Kirsch only had a little over two months in total to work with his guys from the time they arrived in June and season's end on Thursday, but he and Ballou were able to make the most of every moment. Slam Ball players were basically living in Las Vegas for two months, and the league put each team up together in their own house. The Mob House, as they called it, was in Henderson about 15 minutes from the Las Vegas strip and when they weren't practicing they could watch film, study the playbook and talk shop there. Kirsch and Ballou took advantage of every moment they had with them and they took advantage of every moment they had with each other.

"It's like a dream, you know, it's kind of surreal," Hollins said. "I couldn't ask for a better group of guys to suit up and go to battle for every day. It's been a dream. Those are my brothers, they're family for life. Shout out to the coaches. It all starts with them. They made sure we had the right group of guys to make this dream a reality."

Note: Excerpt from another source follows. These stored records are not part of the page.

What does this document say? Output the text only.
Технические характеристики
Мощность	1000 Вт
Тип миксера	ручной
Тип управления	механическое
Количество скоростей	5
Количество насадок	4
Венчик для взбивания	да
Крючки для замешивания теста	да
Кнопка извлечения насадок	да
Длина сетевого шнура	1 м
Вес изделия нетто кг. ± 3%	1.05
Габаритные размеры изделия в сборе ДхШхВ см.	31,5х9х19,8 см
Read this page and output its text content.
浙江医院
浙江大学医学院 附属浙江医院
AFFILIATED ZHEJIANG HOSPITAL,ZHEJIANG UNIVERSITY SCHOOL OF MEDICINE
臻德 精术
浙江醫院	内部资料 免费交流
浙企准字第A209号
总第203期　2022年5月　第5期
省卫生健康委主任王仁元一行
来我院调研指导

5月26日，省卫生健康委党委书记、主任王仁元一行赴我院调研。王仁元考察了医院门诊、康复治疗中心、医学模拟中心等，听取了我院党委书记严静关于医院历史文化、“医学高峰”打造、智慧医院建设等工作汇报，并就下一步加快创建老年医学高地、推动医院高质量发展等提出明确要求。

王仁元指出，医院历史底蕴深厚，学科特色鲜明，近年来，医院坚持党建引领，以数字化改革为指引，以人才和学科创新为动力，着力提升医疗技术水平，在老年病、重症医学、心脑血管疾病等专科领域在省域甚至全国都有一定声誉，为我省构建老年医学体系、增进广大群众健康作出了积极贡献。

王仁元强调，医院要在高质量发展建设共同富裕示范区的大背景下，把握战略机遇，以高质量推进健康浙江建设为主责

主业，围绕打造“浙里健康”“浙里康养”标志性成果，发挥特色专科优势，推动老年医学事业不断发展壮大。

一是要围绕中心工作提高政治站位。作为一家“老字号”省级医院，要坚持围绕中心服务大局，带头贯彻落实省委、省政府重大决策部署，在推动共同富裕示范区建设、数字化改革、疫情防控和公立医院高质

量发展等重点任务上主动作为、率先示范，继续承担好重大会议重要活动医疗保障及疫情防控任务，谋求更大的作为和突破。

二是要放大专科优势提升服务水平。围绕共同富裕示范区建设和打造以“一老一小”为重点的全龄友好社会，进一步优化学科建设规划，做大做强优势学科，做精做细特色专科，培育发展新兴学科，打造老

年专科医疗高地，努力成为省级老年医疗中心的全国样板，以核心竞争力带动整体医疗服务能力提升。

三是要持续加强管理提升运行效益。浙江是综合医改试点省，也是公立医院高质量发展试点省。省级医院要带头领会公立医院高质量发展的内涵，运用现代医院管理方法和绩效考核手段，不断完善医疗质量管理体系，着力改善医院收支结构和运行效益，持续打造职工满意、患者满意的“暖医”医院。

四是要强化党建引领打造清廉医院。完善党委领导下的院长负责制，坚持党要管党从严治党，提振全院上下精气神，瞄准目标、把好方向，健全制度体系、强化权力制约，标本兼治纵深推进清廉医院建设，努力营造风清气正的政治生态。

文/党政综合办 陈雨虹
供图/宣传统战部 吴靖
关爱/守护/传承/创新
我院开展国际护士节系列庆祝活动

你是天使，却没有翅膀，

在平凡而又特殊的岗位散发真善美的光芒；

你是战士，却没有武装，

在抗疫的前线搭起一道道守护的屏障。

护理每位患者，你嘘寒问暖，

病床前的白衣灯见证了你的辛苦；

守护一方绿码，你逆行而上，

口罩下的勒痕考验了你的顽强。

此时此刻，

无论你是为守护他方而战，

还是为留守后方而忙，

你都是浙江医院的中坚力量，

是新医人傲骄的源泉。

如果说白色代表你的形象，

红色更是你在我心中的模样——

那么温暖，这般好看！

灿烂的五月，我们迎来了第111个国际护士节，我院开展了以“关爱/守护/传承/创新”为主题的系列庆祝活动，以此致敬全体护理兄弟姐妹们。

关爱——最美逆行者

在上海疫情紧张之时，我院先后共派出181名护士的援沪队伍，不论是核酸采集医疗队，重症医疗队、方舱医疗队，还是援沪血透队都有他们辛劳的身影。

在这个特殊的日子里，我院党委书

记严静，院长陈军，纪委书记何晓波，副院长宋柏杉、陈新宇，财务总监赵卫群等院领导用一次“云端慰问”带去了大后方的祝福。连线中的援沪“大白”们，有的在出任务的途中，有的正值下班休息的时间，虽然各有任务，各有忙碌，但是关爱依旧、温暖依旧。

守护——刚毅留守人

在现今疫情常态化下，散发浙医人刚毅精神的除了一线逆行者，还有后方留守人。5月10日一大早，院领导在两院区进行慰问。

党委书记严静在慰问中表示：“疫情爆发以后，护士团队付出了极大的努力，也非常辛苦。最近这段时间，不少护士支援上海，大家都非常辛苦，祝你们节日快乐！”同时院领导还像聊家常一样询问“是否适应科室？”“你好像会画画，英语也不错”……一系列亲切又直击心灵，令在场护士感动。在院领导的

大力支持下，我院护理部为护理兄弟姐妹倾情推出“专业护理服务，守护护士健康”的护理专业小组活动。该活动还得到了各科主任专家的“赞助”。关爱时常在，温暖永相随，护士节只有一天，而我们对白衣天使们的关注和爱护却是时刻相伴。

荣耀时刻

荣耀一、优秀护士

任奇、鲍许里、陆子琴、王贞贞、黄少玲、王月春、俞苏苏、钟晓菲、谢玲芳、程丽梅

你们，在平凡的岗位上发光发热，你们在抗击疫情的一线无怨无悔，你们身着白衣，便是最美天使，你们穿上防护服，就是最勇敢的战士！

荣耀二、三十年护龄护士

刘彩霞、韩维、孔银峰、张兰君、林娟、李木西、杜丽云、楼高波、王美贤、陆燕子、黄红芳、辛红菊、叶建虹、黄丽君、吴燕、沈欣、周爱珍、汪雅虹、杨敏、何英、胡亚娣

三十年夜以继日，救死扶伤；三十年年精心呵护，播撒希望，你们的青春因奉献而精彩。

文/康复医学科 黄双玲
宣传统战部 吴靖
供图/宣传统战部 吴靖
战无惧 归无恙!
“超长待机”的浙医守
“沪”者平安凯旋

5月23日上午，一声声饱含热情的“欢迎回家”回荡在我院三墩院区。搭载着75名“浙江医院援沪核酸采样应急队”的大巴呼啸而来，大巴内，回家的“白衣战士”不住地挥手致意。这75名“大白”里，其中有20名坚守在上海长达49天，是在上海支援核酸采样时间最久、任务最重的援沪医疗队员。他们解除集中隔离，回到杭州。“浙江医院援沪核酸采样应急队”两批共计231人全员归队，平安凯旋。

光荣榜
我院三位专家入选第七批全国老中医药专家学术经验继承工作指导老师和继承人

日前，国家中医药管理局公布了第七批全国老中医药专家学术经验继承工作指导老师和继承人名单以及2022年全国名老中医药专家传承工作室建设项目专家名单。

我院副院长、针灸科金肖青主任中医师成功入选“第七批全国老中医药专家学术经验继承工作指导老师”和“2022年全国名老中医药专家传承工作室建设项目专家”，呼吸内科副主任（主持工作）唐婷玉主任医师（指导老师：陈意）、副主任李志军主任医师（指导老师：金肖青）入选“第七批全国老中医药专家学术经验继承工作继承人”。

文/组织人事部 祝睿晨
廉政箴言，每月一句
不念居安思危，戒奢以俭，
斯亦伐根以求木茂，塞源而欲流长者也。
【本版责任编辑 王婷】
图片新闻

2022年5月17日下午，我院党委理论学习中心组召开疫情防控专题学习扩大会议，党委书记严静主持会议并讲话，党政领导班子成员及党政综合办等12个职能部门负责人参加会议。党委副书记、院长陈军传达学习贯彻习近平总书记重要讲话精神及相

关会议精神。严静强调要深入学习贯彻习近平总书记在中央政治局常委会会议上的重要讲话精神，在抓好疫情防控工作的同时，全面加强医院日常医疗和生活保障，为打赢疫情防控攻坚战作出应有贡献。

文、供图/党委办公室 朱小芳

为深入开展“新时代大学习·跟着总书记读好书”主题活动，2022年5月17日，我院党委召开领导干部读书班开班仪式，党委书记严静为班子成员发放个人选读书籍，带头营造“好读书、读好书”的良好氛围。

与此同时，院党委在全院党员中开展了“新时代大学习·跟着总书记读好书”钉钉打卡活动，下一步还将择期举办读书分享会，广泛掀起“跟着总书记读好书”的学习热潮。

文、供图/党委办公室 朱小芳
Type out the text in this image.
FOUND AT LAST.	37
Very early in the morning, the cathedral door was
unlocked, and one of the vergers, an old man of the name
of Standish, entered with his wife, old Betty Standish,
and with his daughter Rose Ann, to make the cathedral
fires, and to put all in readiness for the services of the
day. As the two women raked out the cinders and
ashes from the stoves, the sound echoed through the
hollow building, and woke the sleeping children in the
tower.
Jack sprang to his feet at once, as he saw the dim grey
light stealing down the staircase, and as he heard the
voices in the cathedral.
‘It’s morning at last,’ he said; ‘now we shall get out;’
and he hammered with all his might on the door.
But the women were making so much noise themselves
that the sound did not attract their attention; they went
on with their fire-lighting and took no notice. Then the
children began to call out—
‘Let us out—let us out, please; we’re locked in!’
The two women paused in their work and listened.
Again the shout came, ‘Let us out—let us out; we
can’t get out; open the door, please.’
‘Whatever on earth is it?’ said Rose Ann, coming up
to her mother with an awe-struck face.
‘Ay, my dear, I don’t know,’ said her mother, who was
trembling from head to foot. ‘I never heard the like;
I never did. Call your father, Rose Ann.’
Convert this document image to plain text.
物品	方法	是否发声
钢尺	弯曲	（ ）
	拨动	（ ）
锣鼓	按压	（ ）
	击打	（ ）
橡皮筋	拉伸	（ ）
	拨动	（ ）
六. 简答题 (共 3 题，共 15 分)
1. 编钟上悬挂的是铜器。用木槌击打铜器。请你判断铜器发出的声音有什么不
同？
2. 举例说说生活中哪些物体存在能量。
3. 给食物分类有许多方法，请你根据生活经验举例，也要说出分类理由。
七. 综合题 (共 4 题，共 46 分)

Through the first two weekends of play they were 8-0 and it seemed clear they were operating at a level beyond the rest of the league. When they hit 10-0 they started to sense they could do something special. When they reached the semifinals, they all acknowledged that an undefeated regular season wouldn't be enough. They pushed through and they went undefeated and won the title without ever being challenged.

Comparing Slam Ball seasons isn't easy because there have only been five seasons and they haven't been even close to uniform in length. Prior to this season, no team had ever played more than 14 games in a season combining regular season and playoffs and no team had won more than 10 games combined. But assuming Slam Ball has staying power, the Mob's dominance will likely stand the test of time.

The Mob won every game on their schedule by at least 13 points and combined to outscore their opponents 1,106-613, a humongous differential of 493. No other Slam Ball team finished better than 9-7, none had a combined scoring differential greater than 63 points and just one had a positive scoring differential.

"The closest thing I can compare it to is the NFL," Kirsch said. "There's so much parity and it's so easy to be off your game because it's a timing-based game and it's really hard to be on your game this many games in a row. That's hard to do for 16 games and then you get into the playoffs and those teams are peaking at the right time. It's an incredible achievement, and I think if you talk to anybody in the sport, it's never happened before and candidly I'm not sure it will ever happen again."

And that's something Kirsch knows his father would be proud of.